The transition to normality is likely to be painful, with difficult questions cropping up and adherents and allies turning vindictive. A blast from NCP’s Majeed Memon on Friday — in which he put the entire blame on the Congress for the defeat in Maharashtra — was a disproportionate response calculated to duck one’s own share of blame, but the Congress should avoid getting drawn into a squabble. It has an all-India ideology and interests, unlike the NCP.
The Congress’ foremost responsibility ought to be to take evasive action against the bouncers and googlies the BJP will bowl to it in the vulnerable states of Karnataka, Madhya Pradesh, Rajasthan and Chhattisgarh. The Congress did disgrace itself in these states, where it was in the saddle since last year. If any of these, won only last year, are lost to the BJP’s manipulations, the sting of the Lok Sabha defeat will be a lot worse.
The nationwide results have practically handed the BJP a monopoly over national power. If the principal Opposition party keels over in state Assemblies, any potential process toward constitutional authoritarianism could be hastened. This must be guarded against.
Although the Congress had only 44 seats in the last Lok Sabha, it did well as the national Opposition in the past two years. That is when it won a clutch of Assembly elections, and gave the BJP a fright.

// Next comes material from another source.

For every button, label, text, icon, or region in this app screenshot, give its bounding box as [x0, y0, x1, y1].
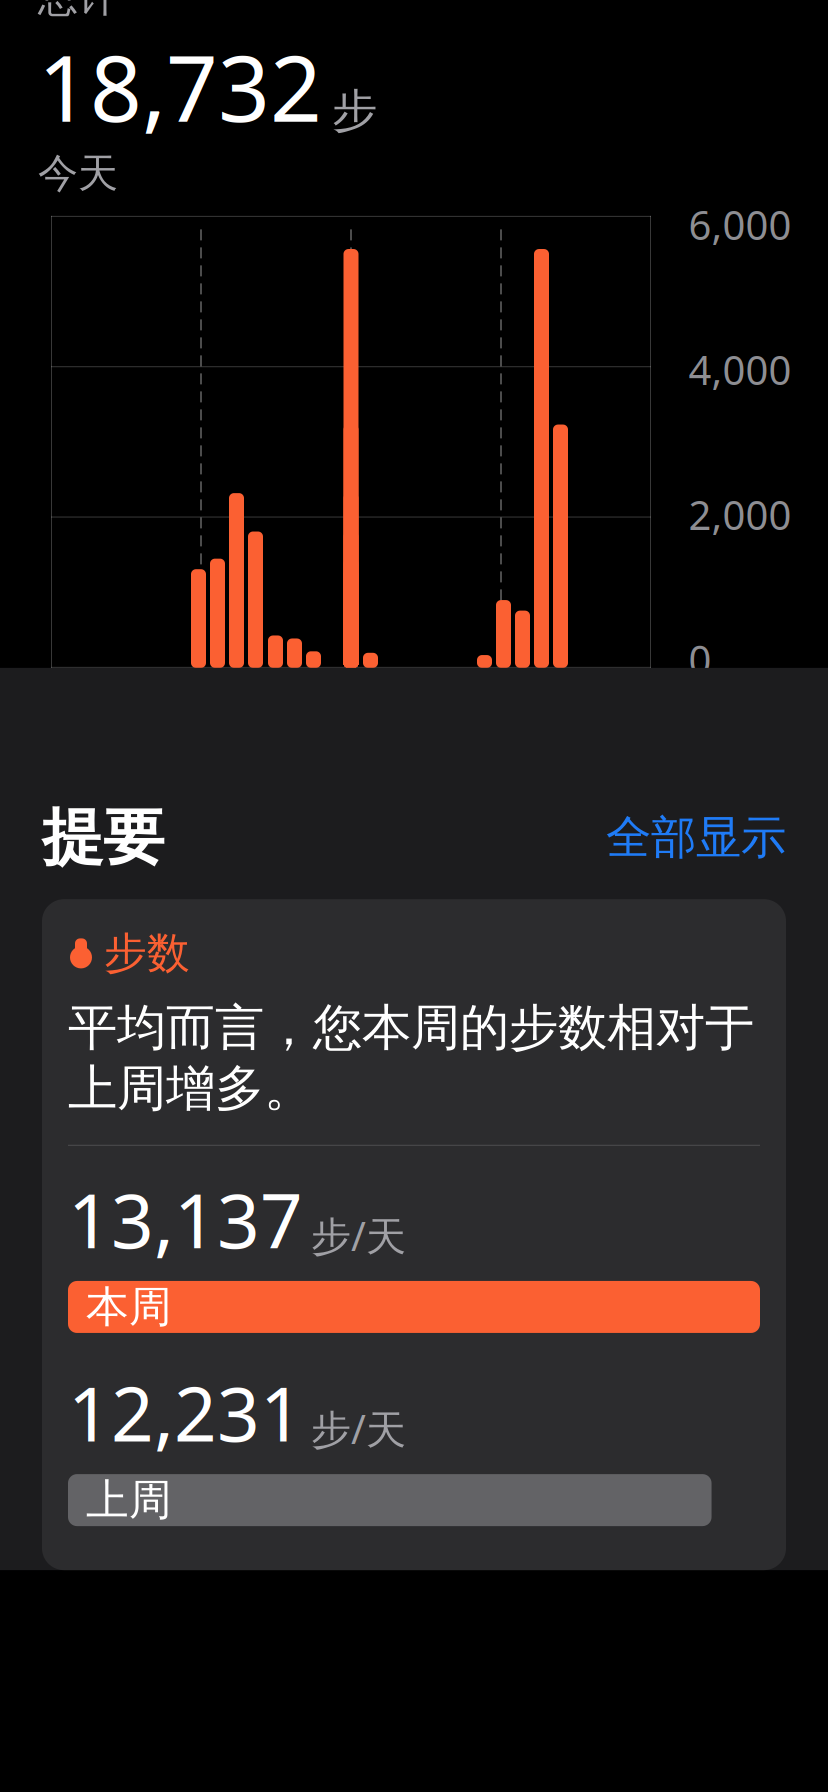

It is evident the Congress couldn’t keep up the pressure in these states as it lacked grit, and in Karnataka failed to act against party factions that made trouble for ally JD(S). Now is the time for urgent action. The matter is crucial for self-preservation.
For starters, this means no factional bickering, the Congress’ age-old problem. When the Congress Working Committee meets, this issue should be the priority. The Congress has lost two consecutive Lok Sabha polls in 1996 and 1998, and bounced back in 2004 to rule for 10 years. But life was easier then as the BJP, its main adversary, was not a well consolidated entity on the national stage. That phase is over and the party of the Modi-Shah combine is a very different kettle of fish which is getting ready to unleash its own expansion plans.
The Congress does not need an “introspection” camp. For this party, that word is a long-running joke. It’s best to stick to common sense, rather than pass lofty, bogus resolutions. To take moral responsibility, Rahul Gandhi should offer to resign as party chief and mean it too. But the party should let him carry on. The party has no better or more energetic leader.